The backlash started when Gudas got 5 games for a knee-on-knee hit that ended Auston Matthews' season.
That ruling already had fans hammering the Department of Player Safety.
Then it got louder again.
Florida Panthers forward A.J. Greer was handed a 3-game suspension after a hit on Calgary Flames forward Connor Zary that many saw as an intentional attempt to injure.
That's where Friedman stepped in Monday, and his explanation shifted the conversation away from one ruling and toward the entire appeal system.
His point was simple: the league doesn't want to keep getting overturned on appeal. That fear, in his view, is shaping the discipline fans are watching right now.
"I'll just say this, the league has no desire to consistently get turned over on appeal," revealed Friedman on the 32 Thoughts podcast. "They've shown no inclination that they either want to deal with appeals or be overturned, they really don't like it."
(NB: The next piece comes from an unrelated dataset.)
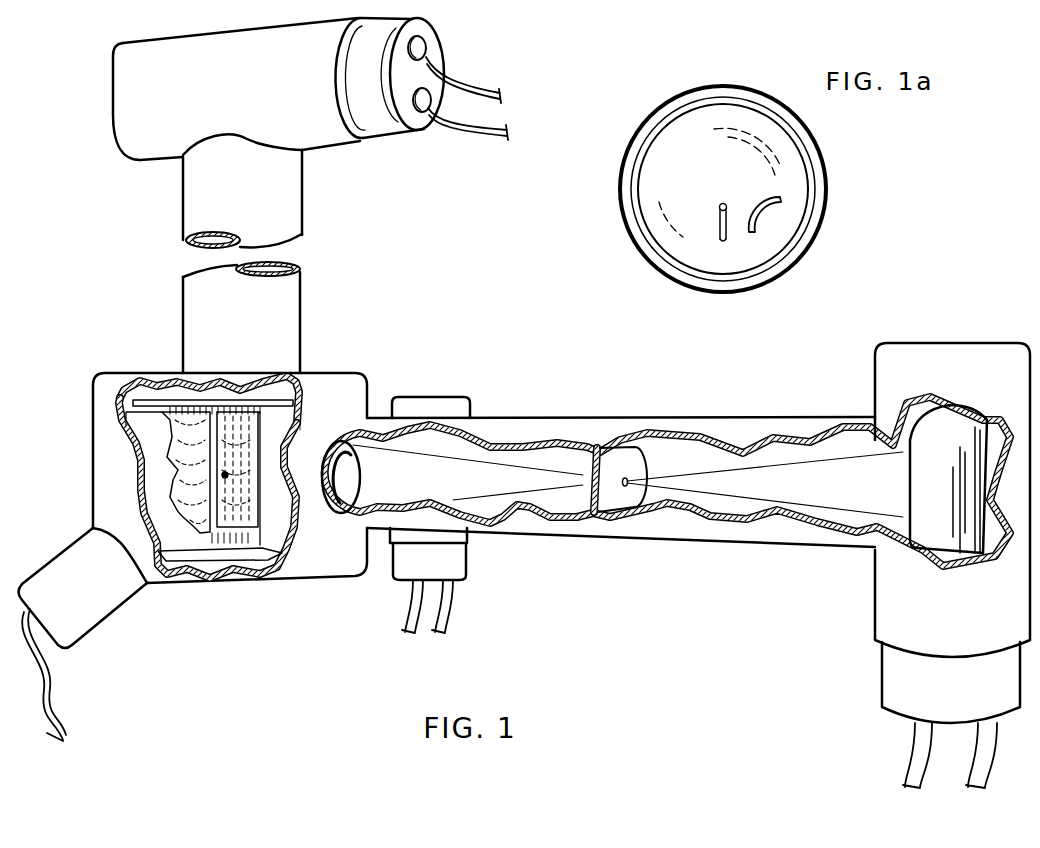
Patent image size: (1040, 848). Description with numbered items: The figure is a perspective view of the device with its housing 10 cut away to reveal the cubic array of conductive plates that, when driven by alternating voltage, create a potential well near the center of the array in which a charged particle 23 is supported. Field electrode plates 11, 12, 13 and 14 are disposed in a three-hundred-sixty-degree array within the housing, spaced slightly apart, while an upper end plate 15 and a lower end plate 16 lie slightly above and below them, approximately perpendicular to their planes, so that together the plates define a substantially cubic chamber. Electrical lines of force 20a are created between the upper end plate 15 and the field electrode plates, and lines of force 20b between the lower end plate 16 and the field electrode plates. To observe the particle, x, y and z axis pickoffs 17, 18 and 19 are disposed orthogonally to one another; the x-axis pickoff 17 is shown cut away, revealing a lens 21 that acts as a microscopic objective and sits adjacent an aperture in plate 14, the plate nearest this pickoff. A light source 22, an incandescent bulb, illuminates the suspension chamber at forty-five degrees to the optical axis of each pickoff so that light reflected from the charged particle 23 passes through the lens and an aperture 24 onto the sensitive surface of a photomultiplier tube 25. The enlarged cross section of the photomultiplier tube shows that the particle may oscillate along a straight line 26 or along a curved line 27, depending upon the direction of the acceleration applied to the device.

The ugly part for the league is that the appeals process exists for a reason. But Friedman's read is that the NHL would rather avoid the fight than risk a bigger suspension being cut down later.
"They're lawyers, they don't like to get turned over on appeal," said Friedman.
The pressure now shifts back to the players
That puts the spotlight on the NHL Players' Association. The same union that protects players in discipline cases also represents the players who get hurt by dangerous hits.
Friedman said the only real path to change is if the players demand it themselves. That sounds clean on paper, but it gets messy fast once collective bargaining enters the picture.
"The only way this is gonna change is if the players demand it. Then they will have to negotiate it with the league... so there's a lot of challenges here to get change made. I have a sneaking suspicion that the players won't want to do that in exchange for the way in which supplemental discipline is done," said Friedman.
Because once players push for tougher supplemental discipline, the league gains a negotiating lane. It can ask for something back, including changes tied to the appeal setup.
That's why this keeps stalling. The outrage is real, but the politics around discipline are bigger than one hearing room and bigger than one ugly hit.
So the story isn't just Gudas or Greer. It's a league guarding its process, a union guarding its leverage, and injured players stuck in the middle.
Until one side gives, fans are going to keep watching dangerous plays draw headlines and wondering why the punishment never seems to match the damage.